Another important caution is that PostgreSQL does not fully support shredded data. You’ll be able to load only atomic.events table and it can be less than what you want. There’s a ticket for that. But if you’re aware of this limitation - above architecture should work.


#3

Thanks anton for sharing every steps details.
do i need to run below command as you mention in second part.

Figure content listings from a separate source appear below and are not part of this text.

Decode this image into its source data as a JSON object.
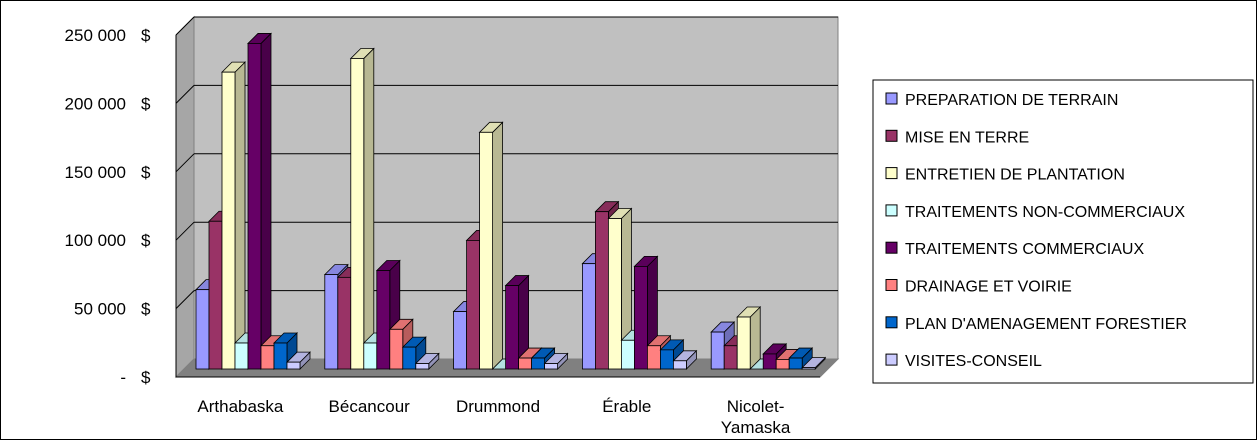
{
  "chart_data": {
    "type": "bar",
    "categories": [
      "Arthabaska",
      "Bécancour",
      "Drummond",
      "Érable",
      "Nicolet-Yamaska"
    ],
    "category_lines": [
      [
        "Arthabaska"
      ],
      [
        "Bécancour"
      ],
      [
        "Drummond"
      ],
      [
        "Érable"
      ],
      [
        "Nicolet-",
        "Yamaska"
      ]
    ],
    "ylim": [
      0,
      250000
    ],
    "y_ticks": [
      0,
      50000,
      100000,
      150000,
      200000,
      250000
    ],
    "y_tick_labels": [
      "-",
      "50 000",
      "100 000",
      "150 000",
      "200 000",
      "250 000"
    ],
    "y_unit": "$",
    "grid": true,
    "legend_position": "right",
    "series": [
      {
        "name": "PREPARATION DE TERRAIN",
        "color": "#9999FF",
        "values": [
          58000,
          69000,
          42000,
          77000,
          27000
        ]
      },
      {
        "name": "MISE EN TERRE",
        "color": "#993366",
        "values": [
          108000,
          67000,
          94000,
          115000,
          17000
        ]
      },
      {
        "name": "ENTRETIEN DE PLANTATION",
        "color": "#FFFFCC",
        "values": [
          217000,
          227000,
          173000,
          110000,
          38000
        ]
      },
      {
        "name": "TRAITEMENTS NON-COMMERCIAUX",
        "color": "#CCFFFF",
        "values": [
          19000,
          19000,
          0,
          21000,
          0
        ]
      },
      {
        "name": "TRAITEMENTS COMMERCIAUX",
        "color": "#660066",
        "values": [
          238000,
          72000,
          61000,
          75000,
          11000
        ]
      },
      {
        "name": "DRAINAGE ET VOIRIE",
        "color": "#FF8080",
        "values": [
          17000,
          29000,
          8000,
          17000,
          7000
        ]
      },
      {
        "name": "PLAN D'AMENAGEMENT FORESTIER",
        "color": "#0066CC",
        "values": [
          19000,
          16000,
          8000,
          14000,
          8000
        ]
      },
      {
        "name": "VISITES-CONSEIL",
        "color": "#CCCCFF",
        "values": [
          5000,
          4000,
          4000,
          6000,
          1000
        ]
      }
    ]
  }
}
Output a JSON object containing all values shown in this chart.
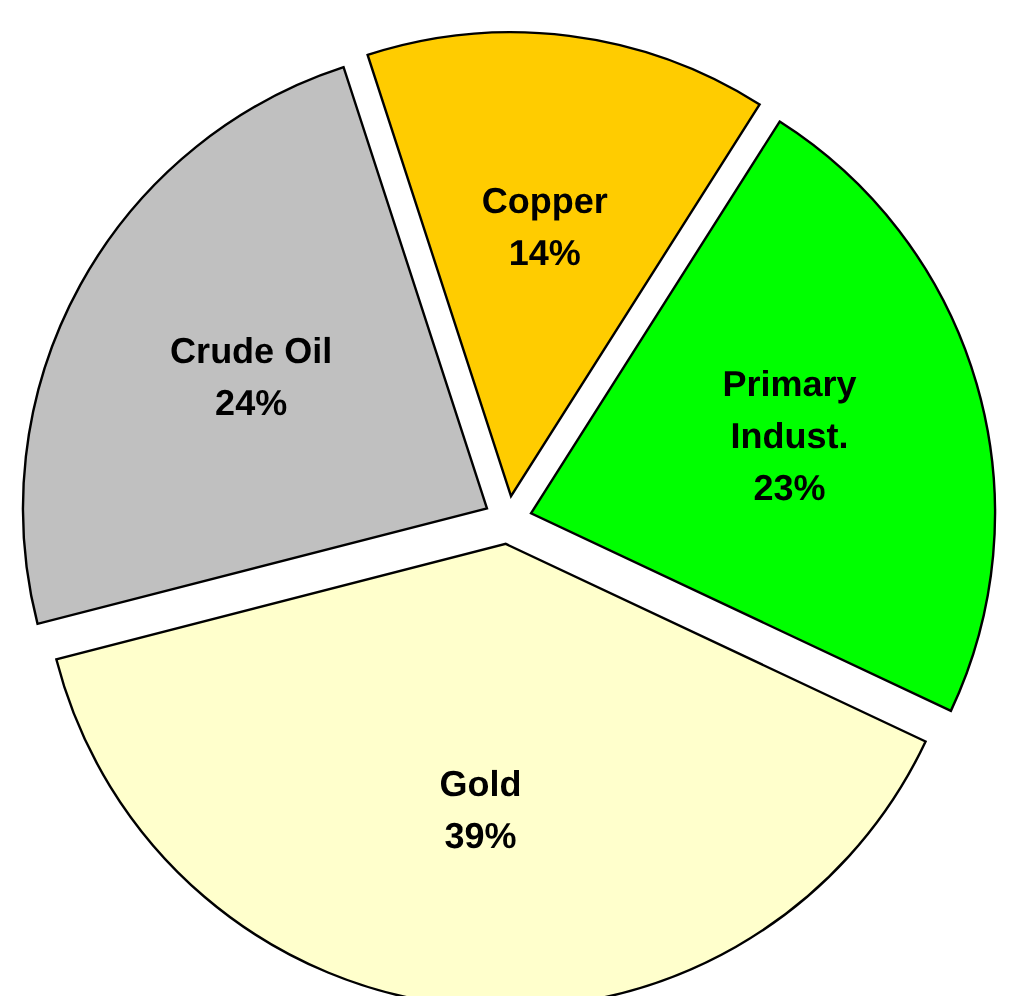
{
  "chart_data": {
    "type": "pie",
    "categories": [
      "Copper",
      "Primary Indust.",
      "Gold",
      "Crude Oil"
    ],
    "values": [
      14,
      23,
      39,
      24
    ],
    "value_labels": [
      "14%",
      "23%",
      "39%",
      "24%"
    ],
    "colors": [
      "#ffcc00",
      "#00ff00",
      "#ffffcc",
      "#c0c0c0"
    ]
  }
}
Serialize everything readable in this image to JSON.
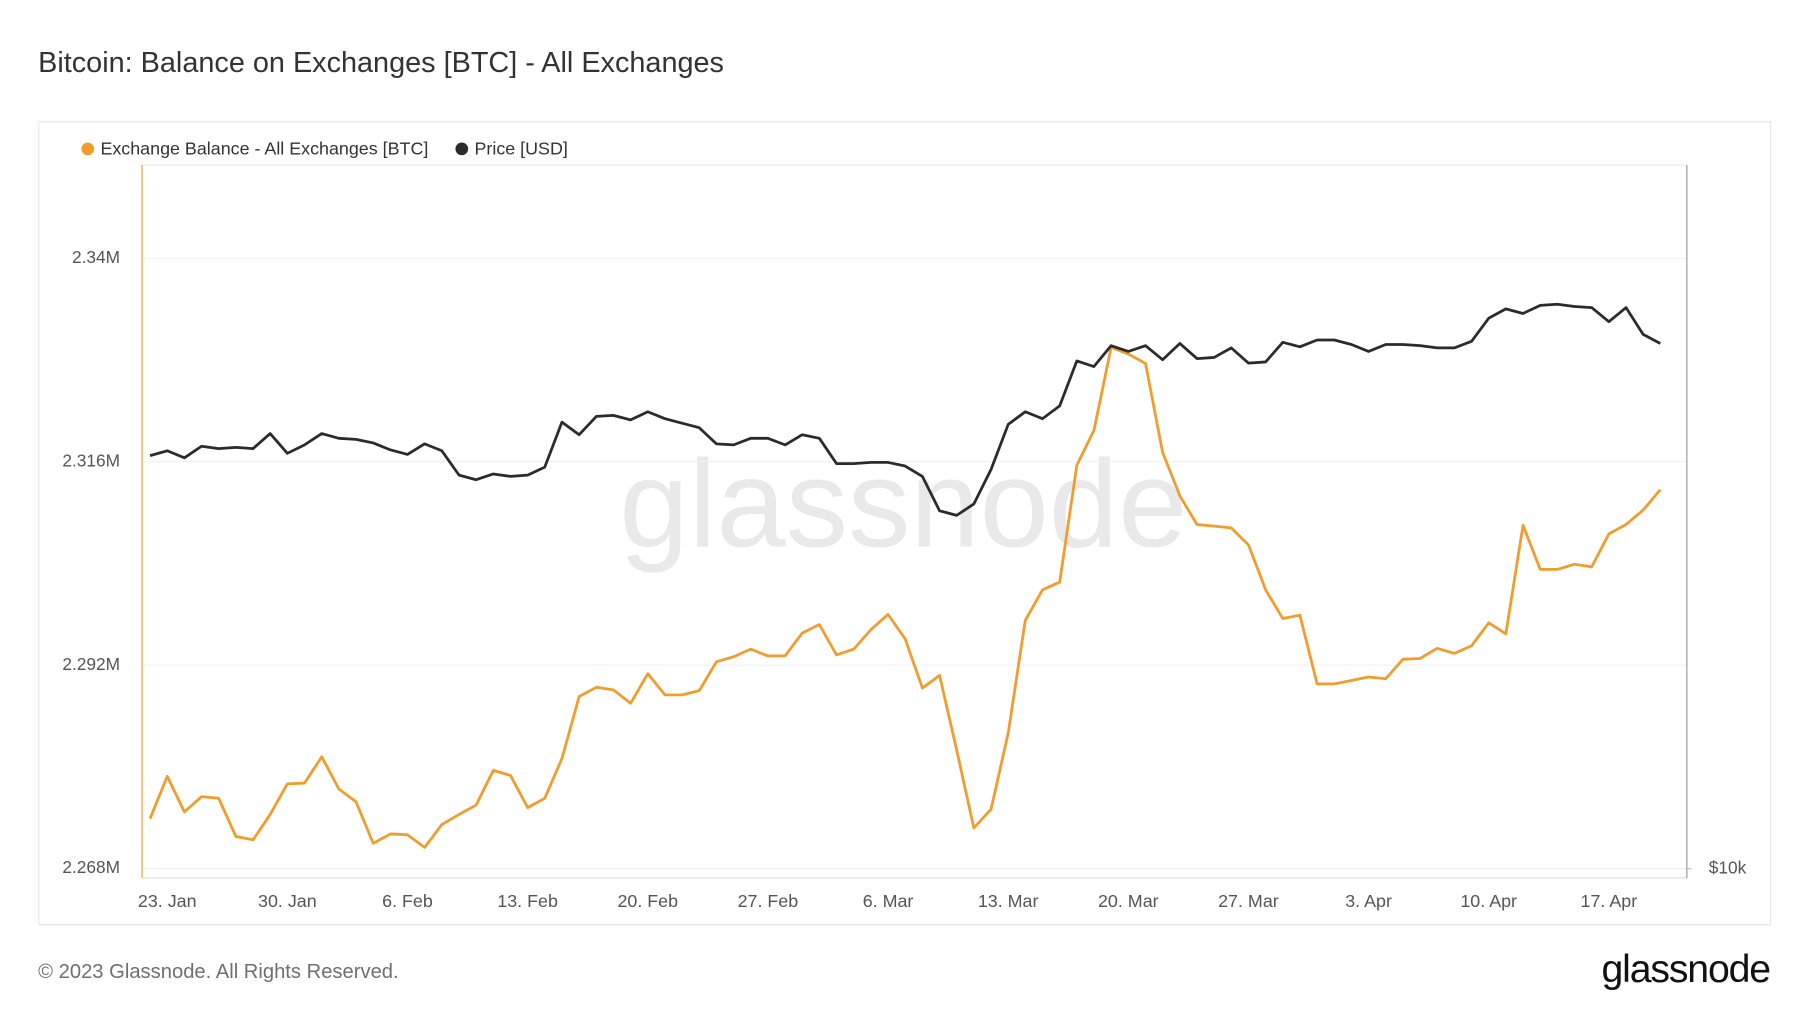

./snowplow-emr-etl-runner run --config snowplow/4-storage/config/emretlrunner.yml --resolver snowplow/3-enrich/config/iglu_resolver.json --enrichments snowplow/3-enrich/config/enrichments/ --resume-from shred

Is this the command i need to run?

PostgreSQl doesnt fullt support shredded data means, shall i use redshift instead of PostgreSQL?
suggest me which is better storage loader.


#4

I ran the below command as you said.

./snowplow-emr-etl-runner run --config snowplow/4-storage/config/emretlrunner.yml --resolver snowplow/3-enrich/config/iglu_resolver.json --enrichments snowplow/3-enrich/config/enrichments/ --resume-from shred

Below is the error.

D, [2017-10-05T07:40:06.265000 #16669] DEBUG -- : Initializing EMR jobflow
E, [2017-10-05T07:40:08.998000 #16669] ERROR -- : No run folders in [s3://unilogregion1/enriched/good/] found
F, [2017-10-05T07:40:09.004000 #16669] FATAL -- :

Snowplow::EmrEtlRunner::UnexpectedStateError (No run folders in [s3://unilogregion1/enriched/good/] found):
	uri:classloader:/emr-etl-runner/lib/snowplow-emr-etl-runner/emr_job.rb:715:in `get_latest_run_id'
	uri:classloader:/emr-etl-runner/lib/snowplow-emr-etl-runner/emr_job.rb:480:in `initialize'
	uri:classloader:/gems/contracts-0.11.0/lib/contracts/method_reference.rb:43:in `send_to'
	uri:classloader:/gems/contracts-0.11.0/lib/contracts/call_with.rb:76:in `call_with'
	uri:classloader:/gems/contracts-0.11.0/lib/contracts/method_handler.rb:138:in `block in redefine_method'
	uri:classloader:/emr-etl-runner/lib/snowplow-emr-etl-runner/runner.rb:100:in `run'
	uri:classloader:/gems/contracts-0.11.0/lib/contracts/method_reference.rb:43:in `send_to'
	uri:classloader:/gems/contracts-0.11.0/lib/contracts/call_with.rb:76:in `call_with'
	uri:classloader:/gems/contracts-0.11.0/lib/contracts/method_handler.rb:138:in `block in redefine_method'
	uri:classloader:/emr-etl-runner/bin/snowplow-emr-etl-runner:41:in `<main>'
	org/jruby/RubyKernel.java:979:in `load'
	uri:classloader:/META-INF/main.rb:1:in `<main>'
	org/jruby/RubyKernel.java:961:in `require'
	uri:classloader:/META-INF/main.rb:1:in `(root)'
	uri:classloader:/META-INF/jruby.home/lib/ruby/stdlib/rubygems/core_ext/kernel_require.rb:1:in `<main>'

When that run folders will get created?